Le récent rapport du Comité des droits des personnes handicapées de l’ONU a jeté une lumière crue sur une réalité troublante : au Canada, des personnes handicapées ont accès à l’aide médicale à mourir (AMM), même si leur mort naturelle n’est pas raisonnablement prévisible. L’ONU demande aujourd’hui au Canada d’abroger cette disposition, qualifiant la loi de « capacitiste » et suggérant qu’elle perpétue des préjugés selon lesquels la vie avec un handicap ne vaudrait pas la peine d’être vécue.
Pour une fois, je suis d’accord avec l’ONU.
Oui, il est profondément inquiétant qu’une personne vulnérable, vivant dans la pauvreté, sans accès à des soins appropriés ou à un logement adapté, voie l’AMM comme la seule option pour mettre fin à sa souffrance. Il est tout aussi inacceptable que notre société ait pu banaliser à ce point l’idée qu’un handicap, en soi, justifie la mort assistée. La souffrance ne provient pas du handicap lui-même, mais souvent du manque de soutien, de dignité, et de respect que notre société offre à ces individus.
Mais en tant que libertarienne, je ne peux pas accepter l’idée que l’État retire à un adulte autonome la capacité de décider pour lui-même. Il ne s’agit pas ici d’un simple acte médical, mais d’un choix profondément personnel, intime, existentiel — celui de mourir dans la dignité lorsque la vie devient insupportable. Et cela, même si la mort naturelle n’est pas imminente.

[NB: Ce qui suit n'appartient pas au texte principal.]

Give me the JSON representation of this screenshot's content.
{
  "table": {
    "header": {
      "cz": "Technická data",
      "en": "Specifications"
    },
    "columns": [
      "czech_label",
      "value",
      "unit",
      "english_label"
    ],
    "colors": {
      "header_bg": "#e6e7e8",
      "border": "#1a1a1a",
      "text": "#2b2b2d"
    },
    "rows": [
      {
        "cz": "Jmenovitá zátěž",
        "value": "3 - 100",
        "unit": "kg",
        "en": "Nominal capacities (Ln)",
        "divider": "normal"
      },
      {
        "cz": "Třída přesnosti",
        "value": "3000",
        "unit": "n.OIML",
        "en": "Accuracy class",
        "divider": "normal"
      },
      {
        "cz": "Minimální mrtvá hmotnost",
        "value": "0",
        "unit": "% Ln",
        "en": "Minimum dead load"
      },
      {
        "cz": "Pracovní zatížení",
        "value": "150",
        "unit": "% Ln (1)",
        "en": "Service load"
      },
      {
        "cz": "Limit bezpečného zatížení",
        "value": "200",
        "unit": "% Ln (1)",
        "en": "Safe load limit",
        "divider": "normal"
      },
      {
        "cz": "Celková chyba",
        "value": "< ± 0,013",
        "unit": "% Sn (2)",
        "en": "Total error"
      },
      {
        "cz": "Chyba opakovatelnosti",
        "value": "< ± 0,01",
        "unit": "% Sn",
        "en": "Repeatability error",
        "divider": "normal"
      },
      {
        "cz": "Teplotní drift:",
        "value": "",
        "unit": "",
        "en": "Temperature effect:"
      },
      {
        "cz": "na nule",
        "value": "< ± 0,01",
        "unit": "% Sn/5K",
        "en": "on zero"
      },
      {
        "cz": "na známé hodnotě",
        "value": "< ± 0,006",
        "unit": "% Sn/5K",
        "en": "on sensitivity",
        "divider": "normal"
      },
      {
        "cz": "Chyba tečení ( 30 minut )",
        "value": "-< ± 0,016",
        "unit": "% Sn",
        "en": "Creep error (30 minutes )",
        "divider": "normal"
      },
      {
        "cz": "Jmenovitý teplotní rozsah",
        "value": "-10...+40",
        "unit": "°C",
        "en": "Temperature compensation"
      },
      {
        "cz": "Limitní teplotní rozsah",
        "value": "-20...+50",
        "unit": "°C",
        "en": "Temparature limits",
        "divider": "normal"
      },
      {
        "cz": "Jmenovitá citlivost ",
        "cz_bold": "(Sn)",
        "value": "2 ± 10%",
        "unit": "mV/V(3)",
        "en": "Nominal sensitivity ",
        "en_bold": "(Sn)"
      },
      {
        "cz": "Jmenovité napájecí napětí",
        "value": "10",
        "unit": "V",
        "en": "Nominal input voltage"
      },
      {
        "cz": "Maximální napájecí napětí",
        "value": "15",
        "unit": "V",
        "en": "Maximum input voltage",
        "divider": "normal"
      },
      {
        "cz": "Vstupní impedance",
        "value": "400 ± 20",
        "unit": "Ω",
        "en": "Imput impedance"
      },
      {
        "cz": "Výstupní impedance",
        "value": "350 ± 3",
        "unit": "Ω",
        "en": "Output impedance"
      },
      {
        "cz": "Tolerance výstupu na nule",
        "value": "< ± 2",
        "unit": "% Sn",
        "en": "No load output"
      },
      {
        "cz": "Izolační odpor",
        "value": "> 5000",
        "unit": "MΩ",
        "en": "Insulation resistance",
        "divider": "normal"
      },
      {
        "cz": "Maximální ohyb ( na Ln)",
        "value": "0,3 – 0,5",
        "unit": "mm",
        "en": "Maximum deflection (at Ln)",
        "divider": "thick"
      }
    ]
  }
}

Un choix partagé : la personne et le médecin
Ce que plusieurs oublient, c’est que ce choix n’appartient pas qu’à la personne en souffrance. Il appartient aussi au médecin qui, en toute conscience, doit accepter ou refuser de pratiquer l’acte. Il s’agit donc d’un double consentement éclairé, et non d’un automatisme. Aucun médecin ne devrait être forcé à poser un geste qu’il juge moralement inacceptable. De la même façon, aucune personne ne devrait être retenue contre son gré dans une souffrance sans fin parce que l’État doute de sa capacité à faire un choix libre.
La vraie question n’est donc pas : « Faut-il permettre l’AMM pour les personnes handicapées? »
Mais plutôt : « Est-ce que leur choix est réellement libre? »
Et là-dessus, l’ONU soulève un point essentiel. Car il ne peut y avoir de véritable liberté de choix sans options réelles. Si une personne demande l’AMM parce qu’elle n’a pas de logement accessible, pas d’aide à domicile, pas de revenu décent, alors ce n’est plus un choix — c’est une absence de solutions. Ce n’est plus la liberté, c’est l’abandon.
L’alternative n’est pas l’interdiction
La réponse à ce problème n’est pas d’interdire la Voie 2 de l’AMM. Ce serait une grave erreur que de retirer ce droit sous prétexte qu’il est mal appliqué. Ce serait punir les bonnes applications de la loi à cause des mauvais exemples — et sacrifier l’autonomie de milliers de personnes qui ont fait un choix réfléchi, en pleine conscience.
Ce qu’il faut plutôt, c’est s’assurer que chaque demande soit évaluée rigoureusement, avec compassion et vigilance. Et surtout, il faut créer les conditions d’une véritable liberté de vivre : logements adaptés, soutien aux soins à domicile, lutte contre la pauvreté, accompagnement psychologique, accès aux traitements.
Ce n’est qu’à ce moment-là qu’on pourra dire qu’une personne a véritablement choisi — et que l’État a agi avec responsabilité.
En conclusion
L’AMM ne doit jamais être la réponse à une société qui échoue à protéger les plus vulnérables. Mais elle ne doit pas non plus être sacrifiée sur l’autel de la peur ou de la surprotection. Le rôle de l’État n’est pas de choisir à la place des individus, mais de garantir que leur choix soit libre, éclairé et accompagné.
Ce débat n’est pas seulement juridique ou médical. Il est fondamentalement philosophique. C’est le reflet de ce que nous croyons sur la dignité humaine, sur la responsabilité individuelle, et sur la place que nous voulons donner à la liberté dans notre société.
Et pour ma part, je crois fermement qu’il ne peut y avoir de dignité… sans liberté.